5. The binding problem
To illustrate the problem, consider two entirely independent neural networks (either biological or artificial): the first is able to recognize green objects, and the second is able to identify round objects. If an apple is presented to both networks then, in a neural identity theory of consciousness, each network would (if sufficiently complex) experience their own particular qualia for roundness or greenness. But now we add a wire (or neuron) that connects the two networks so that the combined assembly is able to recognize objects that are both round and green. A neural identity theory would then predict that the enlarged network should experience qualia in which roundness and greenness are somehow bound together in a way analogous to our own conscious perception of an apple. Yet the only additional input that either network would have received is a single binary digit travelling down the connecting wire from the adjacent network. Neither ‘roundness’ nor ‘greenness’ could be fully described by a single binary digit. To account for the existence of unified qualia that includes the information coming from both networks, the neural identity theory must propose some overarching reality that connects and unifies the two networks. But no such overarching reality exists — at least at the level of matter
But in the human brain, there is an overarching reality that connects neural networks: the brain’s electromagnetic field. At the field level, and in contrast to the neuronal level, all aspects of the information representing the apple (colour, shape, texture etc.) are physically linked to generate a single physically unified and coherent modulation of cemi field that represents conscious perception.

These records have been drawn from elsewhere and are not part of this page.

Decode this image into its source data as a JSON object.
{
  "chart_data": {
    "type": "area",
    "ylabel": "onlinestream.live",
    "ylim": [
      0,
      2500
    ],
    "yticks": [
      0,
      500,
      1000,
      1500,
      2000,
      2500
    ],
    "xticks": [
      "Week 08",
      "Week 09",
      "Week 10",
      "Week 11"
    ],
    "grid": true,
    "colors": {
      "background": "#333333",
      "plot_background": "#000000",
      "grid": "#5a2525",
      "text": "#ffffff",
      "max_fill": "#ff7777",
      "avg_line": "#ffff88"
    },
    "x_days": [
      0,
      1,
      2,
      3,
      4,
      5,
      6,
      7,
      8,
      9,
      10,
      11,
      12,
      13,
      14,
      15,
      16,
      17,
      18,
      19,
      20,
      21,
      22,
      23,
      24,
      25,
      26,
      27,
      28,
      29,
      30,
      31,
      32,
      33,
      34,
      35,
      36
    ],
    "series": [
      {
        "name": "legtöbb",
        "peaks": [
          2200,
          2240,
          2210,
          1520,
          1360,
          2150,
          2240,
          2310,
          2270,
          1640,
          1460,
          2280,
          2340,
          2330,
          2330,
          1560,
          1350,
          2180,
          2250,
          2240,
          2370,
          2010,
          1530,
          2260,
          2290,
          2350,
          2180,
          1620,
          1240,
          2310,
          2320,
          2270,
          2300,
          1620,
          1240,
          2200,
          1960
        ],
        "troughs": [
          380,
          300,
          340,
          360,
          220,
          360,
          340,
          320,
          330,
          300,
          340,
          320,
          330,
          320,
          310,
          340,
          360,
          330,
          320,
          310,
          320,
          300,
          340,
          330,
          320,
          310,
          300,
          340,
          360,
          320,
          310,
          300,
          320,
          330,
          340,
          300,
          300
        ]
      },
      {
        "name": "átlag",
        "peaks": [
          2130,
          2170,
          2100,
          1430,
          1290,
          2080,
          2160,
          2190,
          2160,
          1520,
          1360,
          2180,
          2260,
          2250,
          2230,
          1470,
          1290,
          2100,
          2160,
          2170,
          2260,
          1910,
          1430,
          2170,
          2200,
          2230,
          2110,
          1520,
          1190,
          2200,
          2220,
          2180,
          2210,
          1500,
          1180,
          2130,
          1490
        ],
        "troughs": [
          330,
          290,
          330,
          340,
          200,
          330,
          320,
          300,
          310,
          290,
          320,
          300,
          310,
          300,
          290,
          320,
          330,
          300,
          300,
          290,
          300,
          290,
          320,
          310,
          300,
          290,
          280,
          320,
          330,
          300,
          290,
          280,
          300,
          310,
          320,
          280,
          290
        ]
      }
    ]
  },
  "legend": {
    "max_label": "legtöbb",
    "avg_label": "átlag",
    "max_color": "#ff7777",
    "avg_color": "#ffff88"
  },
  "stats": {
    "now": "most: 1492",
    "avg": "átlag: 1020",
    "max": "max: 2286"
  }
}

The cemi field theory is compatible with many contemporary theories of consciousness. The cemi field can be considered to be a global workspace (Baars, 1988) that distributes information to the huge number of parallel unconscious neural processors that form the rest of the brain. Similarly, the brain’s em field may be considered to be the substrate for Dennett’s multiple drafts model (Dennett, 1991) since its informational content will be continually updated by neuronal input until a field configuration is reached that is capable of generating ‘output’ that is downloaded as motor actions or the laying down of memories. The theory also has much in common with quantum models of consciousness (Penrose, 1995) since both propose a field-level description of consciousness. However in contrast to quantum consciousness models that must propose a physically unrealistic level of quantum coherence between neurons or microtubules within neurons, the cemi field theory has no such requirement.